Workshops and Tutorials - CloudTech'17
Distributed computing for High-throughput biological datasets, computational biology, genomics and transcriptomics
Department of Computer Science Centre for Systems and Synthetic Biology, Royal Holloway, University of London.
Jamie Alnasir has completed his PhD in Computer Science and molecular Biology from Royal Holloway, University of London. He also holds a Masters in Pharmacy and Chemistry from Kingston University and St. Georges hospital medical school. He is interested in applying computational techniques to solve problems in the Sciences, in particular using distributed computing.
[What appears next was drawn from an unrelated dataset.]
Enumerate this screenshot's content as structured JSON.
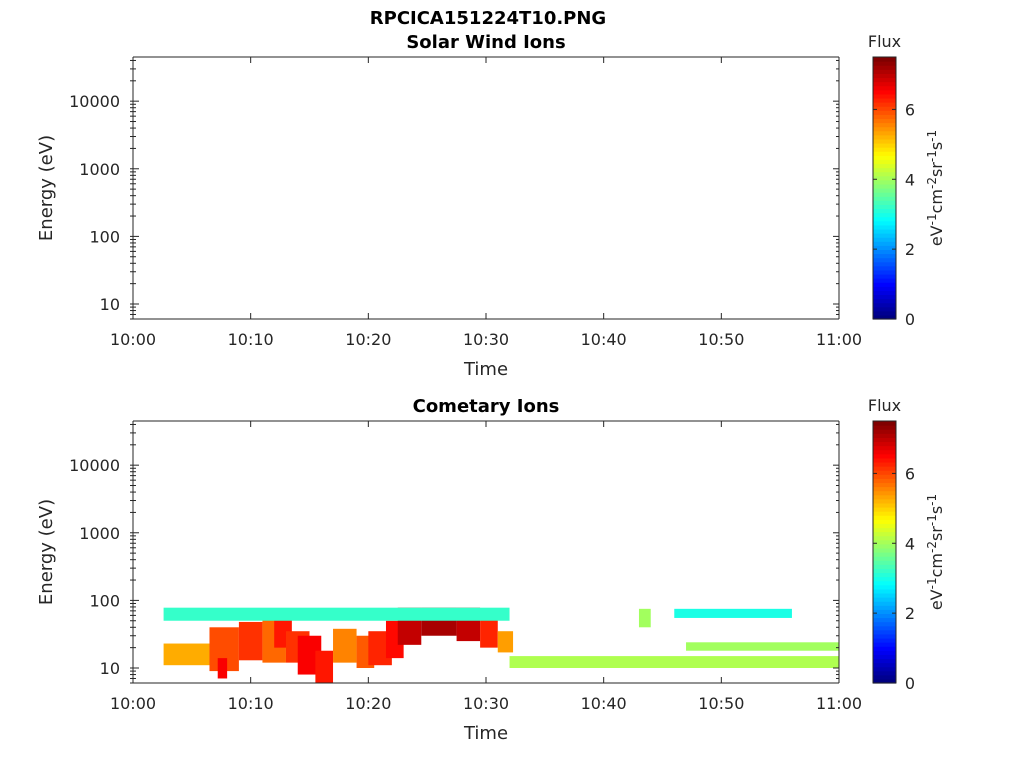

In this workshop we will introduce and review a selection of distributed computing technologies that are commonly applied to bioinformatics and biological datasets, and which are typically deployed as clusters, grids and clouds. We will focus on clusters and clouds by covering and comparing batch-scheduled clusters with Hadoop based MapReduce clusters (Hadoop and Spark), discussing the HDFS distributed filesystem and YARN in more detail. We will discuss high-throughput datasets such as those generated by next-generation sequencing technologies which are massively parallel and hence produce large volumes of data, i.e. Bigdata. Processing such large datasets is integral to research and applications in specialist fields such as genomics and Personalised Medicine. For instance, as of January 2017, the SRA alone (Sequence Read Archive) which stores DNA/RNA sequencing data, contains over 9 Petabases (9.377x10^15, over 9 quadrillion letters, roughly a Petabyte) of data in over 30,000 experimental studies. Hadoop MapReduce based systems are ideally suited for these tasks because their architecture and file system are structured and designed to allow for massive scalability and fault-tolerance. As Hadoop technologies are increasingly ubiquitous in industry and a number of cloud service providers offer these platforms, we will briefly review some some distributed Bioinformatics tools which have been implemented using MapReduce to handle. We conclude by providing an example of a transcriptomics analysis system implemented in Apache Spark which can be used to quantify bias in the form of sequence-specific deviations in mapped reads to a reference genome. Understanding such bias is an integral part of gene expression studies and requires distributed technologies to process large datasets.